Oracle au désespoir

On nous aurait menti ? Un cabinet d’avocats américains, RM Law, représentant des actionnaires d’Oracle, a engagé des poursuites, dans le cadre des dispositions de Class Action (action de groupe) aux Etats-Unis, contre l’éditeur.

Motif : Oracle aurait volontairement publié de fausses informations concernant l’évolution de ses revenus tirés du cloud. Historiquement, rappellent les avocats, « le chiffre d’affaires d’Oracle était généré par les ventes de licences On Premise et les services associés, mais ces revenus ont stagné au cours des dernières années, à mesure que les clients se sont de plus en plus tournés vers des solutions cloud. »

Jusque-là, rien d’extraordinaire, c’est le lot de tous les éditeurs, qui ont bien compris que leur business modèle évolue et se sont adaptés en conséquence. Certains actionnaires reprochent à Oracle d’avoir dissimulé la réalité de l’évolution des revenus tirés du cloud. En particulier en gonflant artificiellement ces revenus par des pratiques d’audits incitant les clients concernés à passer dans le cloud.

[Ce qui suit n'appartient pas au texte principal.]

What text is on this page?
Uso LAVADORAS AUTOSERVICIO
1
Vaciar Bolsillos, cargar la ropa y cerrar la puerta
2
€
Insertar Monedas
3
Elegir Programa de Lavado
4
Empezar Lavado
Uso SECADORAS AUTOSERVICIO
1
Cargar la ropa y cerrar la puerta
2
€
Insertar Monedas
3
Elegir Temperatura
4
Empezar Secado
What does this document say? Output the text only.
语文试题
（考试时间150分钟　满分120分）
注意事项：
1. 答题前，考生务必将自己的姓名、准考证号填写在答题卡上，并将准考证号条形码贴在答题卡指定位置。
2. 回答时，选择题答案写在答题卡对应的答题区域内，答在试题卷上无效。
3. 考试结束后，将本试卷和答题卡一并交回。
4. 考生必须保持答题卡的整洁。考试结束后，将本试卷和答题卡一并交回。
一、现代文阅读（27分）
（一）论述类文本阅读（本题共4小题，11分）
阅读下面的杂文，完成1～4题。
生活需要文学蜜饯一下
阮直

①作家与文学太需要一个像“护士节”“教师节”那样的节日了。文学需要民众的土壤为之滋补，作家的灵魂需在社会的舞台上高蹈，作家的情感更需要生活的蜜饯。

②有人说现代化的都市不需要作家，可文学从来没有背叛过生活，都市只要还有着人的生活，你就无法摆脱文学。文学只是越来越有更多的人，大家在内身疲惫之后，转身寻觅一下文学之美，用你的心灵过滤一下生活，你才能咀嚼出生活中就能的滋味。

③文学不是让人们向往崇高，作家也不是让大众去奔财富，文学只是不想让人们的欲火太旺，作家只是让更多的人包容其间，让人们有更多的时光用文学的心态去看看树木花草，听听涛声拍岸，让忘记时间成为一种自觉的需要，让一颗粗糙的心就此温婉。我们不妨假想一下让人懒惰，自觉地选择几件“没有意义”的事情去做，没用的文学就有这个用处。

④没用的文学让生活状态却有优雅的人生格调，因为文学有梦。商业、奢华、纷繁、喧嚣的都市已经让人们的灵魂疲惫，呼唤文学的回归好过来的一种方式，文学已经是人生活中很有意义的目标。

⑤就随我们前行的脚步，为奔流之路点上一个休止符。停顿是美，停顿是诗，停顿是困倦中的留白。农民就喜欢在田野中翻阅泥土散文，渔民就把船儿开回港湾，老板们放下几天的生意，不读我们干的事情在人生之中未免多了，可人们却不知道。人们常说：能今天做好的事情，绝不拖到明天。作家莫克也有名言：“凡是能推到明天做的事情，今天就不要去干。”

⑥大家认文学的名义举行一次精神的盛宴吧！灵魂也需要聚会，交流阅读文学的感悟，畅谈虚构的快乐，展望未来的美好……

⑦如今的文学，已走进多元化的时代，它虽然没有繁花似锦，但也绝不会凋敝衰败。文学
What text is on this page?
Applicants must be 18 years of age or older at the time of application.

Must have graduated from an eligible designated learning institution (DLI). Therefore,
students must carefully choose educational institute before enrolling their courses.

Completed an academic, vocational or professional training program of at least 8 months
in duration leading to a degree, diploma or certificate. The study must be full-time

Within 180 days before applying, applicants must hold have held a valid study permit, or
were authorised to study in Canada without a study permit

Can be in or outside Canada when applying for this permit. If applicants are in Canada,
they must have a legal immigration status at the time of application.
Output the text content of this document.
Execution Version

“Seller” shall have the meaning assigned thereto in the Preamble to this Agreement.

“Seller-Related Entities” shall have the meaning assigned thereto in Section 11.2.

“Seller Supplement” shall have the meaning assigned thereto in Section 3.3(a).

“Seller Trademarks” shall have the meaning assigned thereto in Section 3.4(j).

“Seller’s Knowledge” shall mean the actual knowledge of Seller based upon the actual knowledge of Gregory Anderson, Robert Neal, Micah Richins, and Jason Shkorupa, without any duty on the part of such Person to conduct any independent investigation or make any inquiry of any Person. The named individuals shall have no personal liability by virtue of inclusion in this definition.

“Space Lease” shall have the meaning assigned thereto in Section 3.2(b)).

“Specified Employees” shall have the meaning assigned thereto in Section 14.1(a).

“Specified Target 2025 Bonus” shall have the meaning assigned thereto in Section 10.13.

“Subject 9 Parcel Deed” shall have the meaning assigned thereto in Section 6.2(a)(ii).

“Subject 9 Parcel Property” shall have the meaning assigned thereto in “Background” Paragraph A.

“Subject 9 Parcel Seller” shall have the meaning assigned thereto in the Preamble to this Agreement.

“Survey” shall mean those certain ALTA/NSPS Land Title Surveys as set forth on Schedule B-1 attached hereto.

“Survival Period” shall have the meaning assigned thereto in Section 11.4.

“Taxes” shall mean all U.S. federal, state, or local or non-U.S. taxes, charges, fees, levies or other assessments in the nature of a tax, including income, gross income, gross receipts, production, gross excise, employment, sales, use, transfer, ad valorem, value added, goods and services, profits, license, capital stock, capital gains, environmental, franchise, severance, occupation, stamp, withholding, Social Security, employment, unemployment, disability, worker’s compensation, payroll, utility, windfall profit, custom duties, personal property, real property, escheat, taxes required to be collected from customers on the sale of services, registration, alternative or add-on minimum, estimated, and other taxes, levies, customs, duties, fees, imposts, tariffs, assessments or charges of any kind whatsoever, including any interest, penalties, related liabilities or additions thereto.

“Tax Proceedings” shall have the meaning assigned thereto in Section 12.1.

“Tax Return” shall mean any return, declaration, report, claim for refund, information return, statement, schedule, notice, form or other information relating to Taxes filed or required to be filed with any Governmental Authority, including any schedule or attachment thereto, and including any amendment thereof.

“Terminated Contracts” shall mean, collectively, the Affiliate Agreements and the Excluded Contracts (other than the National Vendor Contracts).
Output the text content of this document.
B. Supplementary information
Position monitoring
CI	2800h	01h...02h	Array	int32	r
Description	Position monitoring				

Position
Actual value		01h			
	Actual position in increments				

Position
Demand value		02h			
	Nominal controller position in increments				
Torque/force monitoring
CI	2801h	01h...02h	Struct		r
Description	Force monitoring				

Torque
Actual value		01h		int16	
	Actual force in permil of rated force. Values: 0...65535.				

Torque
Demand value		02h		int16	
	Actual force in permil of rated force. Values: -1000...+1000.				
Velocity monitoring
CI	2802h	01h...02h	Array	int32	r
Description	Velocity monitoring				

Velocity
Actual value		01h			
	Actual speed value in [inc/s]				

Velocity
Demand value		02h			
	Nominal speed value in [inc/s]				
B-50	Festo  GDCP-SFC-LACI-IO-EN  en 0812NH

Selon le cabinet d’avocats, « Oracle a finalement annoncé une stagnation de ses revenus issus du cloud et prévu une croissance nettement plus faible que celle de ses concurrents sur ce segment. »

D’où l’ire de certains actionnaires, qui ont subi une baisse du cours de bourse en mars 2018. En juin 2018, pour son année fiscale, Oracle a enregistré une hausse de seulement 8 % de ses revenus cloud et de 3 % au niveau global. Un grand éditeur accusé de dissimuler la réalité ? Les actionnaires, remontés contre Oracle, ont l’air de découvrir ce qui existe depuis longtemps en matière de règles fantaisistes de reconnaissance de revenus, d’enjolivage de perspectives, de promesses qui n’engagent personne ou de périmètres peu comparables. Ce n’est pas pour rien que les grands éditeurs emploient des armées de salariés dans leurs directions marketing et financière…

En juillet 2017, le Cigref et l’association de DSI européens EuroCIO ont communiqué sur « la dégradation de la qualité des échanges et des services d’Oracle vis-à-vis de ses entreprises clientes, en France et en Europe. »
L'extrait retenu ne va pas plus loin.